WHEN in 1958, British textile designer and peace activist Gerald Holtom sketched out his design of an emblem for the peace movement, the last thing he had in mind was that it should be used to promote a men’s deodorant.

The motif’s significance was to give the embryonic peace movement in Britain an identity that could be easily recognised and copied. 

The design was based on the semaphor signal ND (Nuclear Disarmament) and drawn in the form of a “drooping cross” within a white circle. 

Holtom deliberately used black and white because newspapers and television were mostly produced in monochrome at the time and the symbol would be more striking to the eye. 

It was a stroke of genius, in simplicity and impact. The forerunner of the CND, the Direct Action Committee Against Nuclear War (DAC) adopted the symbol for its first march against nuclear weapons in 1958. 

This was at the height of the cold war when the US, Britain and the USSR were carrying out nuclear weapon tests. 

Seven weeks before the first Aldermaston march Holtom came into the offices of Peace News with his designs. 

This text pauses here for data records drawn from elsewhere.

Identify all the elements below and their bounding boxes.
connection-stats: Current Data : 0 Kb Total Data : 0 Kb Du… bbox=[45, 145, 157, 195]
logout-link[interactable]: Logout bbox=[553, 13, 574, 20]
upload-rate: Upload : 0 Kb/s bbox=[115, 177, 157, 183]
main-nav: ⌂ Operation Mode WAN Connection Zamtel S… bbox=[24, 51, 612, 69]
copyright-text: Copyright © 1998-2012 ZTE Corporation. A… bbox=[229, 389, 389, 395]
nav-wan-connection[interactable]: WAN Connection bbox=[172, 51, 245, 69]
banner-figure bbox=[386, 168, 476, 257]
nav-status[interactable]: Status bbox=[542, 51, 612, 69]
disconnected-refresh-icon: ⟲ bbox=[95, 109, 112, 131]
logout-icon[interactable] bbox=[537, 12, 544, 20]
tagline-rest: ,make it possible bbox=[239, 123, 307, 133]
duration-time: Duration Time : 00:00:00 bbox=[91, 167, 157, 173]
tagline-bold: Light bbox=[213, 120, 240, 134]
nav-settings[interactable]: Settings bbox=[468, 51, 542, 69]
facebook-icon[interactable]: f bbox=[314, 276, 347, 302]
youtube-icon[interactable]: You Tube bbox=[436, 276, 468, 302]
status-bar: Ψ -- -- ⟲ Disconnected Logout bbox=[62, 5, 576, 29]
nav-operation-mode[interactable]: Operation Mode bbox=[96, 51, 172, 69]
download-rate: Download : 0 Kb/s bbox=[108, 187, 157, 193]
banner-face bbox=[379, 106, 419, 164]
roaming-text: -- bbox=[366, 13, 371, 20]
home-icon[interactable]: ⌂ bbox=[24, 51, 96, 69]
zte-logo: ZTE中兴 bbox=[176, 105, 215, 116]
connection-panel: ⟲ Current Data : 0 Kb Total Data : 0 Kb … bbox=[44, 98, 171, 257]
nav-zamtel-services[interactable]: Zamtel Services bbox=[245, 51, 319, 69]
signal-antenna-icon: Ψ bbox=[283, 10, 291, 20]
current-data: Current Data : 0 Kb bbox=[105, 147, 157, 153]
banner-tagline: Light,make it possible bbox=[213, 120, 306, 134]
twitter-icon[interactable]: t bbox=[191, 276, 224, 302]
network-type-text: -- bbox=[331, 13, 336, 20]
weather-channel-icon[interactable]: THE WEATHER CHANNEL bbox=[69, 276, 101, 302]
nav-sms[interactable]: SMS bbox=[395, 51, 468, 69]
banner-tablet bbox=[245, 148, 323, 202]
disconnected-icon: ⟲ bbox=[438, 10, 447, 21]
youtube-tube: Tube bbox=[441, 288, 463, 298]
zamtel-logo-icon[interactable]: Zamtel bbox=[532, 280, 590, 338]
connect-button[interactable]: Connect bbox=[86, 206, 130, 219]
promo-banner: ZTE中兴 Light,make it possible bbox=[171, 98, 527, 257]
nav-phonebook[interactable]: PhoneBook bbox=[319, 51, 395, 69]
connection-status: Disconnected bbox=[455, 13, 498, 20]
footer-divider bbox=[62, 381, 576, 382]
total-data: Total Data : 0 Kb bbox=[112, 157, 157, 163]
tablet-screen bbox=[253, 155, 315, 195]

The then editor of Peace News Hugh Brock wrote of that first meeting: “Gerald Holtom, with a single-mindedness of a prophet, was burning with conviction that the forthcoming march should have a symbol associated with it that would leave in the public mind a visual image that meant nuclear disarmament.

“He insisted that the symbols be mounted on very light lathes of wood so that the marchers could carry them easily and they be pasted on to a light card with waterproof adhesive. 

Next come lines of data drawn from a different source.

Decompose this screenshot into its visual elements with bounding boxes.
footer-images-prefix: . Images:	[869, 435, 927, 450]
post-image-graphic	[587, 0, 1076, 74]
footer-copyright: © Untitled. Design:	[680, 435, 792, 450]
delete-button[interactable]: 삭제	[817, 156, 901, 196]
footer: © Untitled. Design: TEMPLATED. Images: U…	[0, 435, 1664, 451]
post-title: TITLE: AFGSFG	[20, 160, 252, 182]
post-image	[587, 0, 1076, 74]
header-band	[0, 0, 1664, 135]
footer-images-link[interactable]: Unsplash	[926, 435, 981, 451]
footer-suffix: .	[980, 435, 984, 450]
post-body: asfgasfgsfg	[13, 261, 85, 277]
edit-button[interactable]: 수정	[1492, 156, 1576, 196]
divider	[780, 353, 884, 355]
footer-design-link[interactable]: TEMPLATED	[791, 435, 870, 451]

“Quite frankly Pat (Arrowsmith) and I were sceptical about the symbol. Gerald was insistent it would sweep across the country, and of course, events have proved him right.”

Holtom was right beyond anyone’s imagination. The first march over Easter in 1958 began with nearly 600 marchers walking 52 miles over four days. 

It ended outside the gates of Aldermaston with 10,000 people listening to the speeches and singing peace songs. 

A new peace movement was born with a new symbol. 

No-one could be in doubt about what it stood for — an end to nuclear weapons, unilateral disarmament and for peace. 

The Times sneered at the time that the marchers were “Stalin’s puppets” but despite the distortions and demonisation of CND and its supporters, the peace movement gained immense support across Britain and the world, due in no small part to Holtom’s purposeful design genius and what it represented.

The fact that Unilever has pinched Holtom’s design in order to promote its new range of deodorants maybe an ironic twist to the story of a symbol that means much more to the peace-loving people of the world than tacky scent. 

Holtom meant it to be used in the fight for peace and an end to nuclear weapons, not for the profits of Unilever.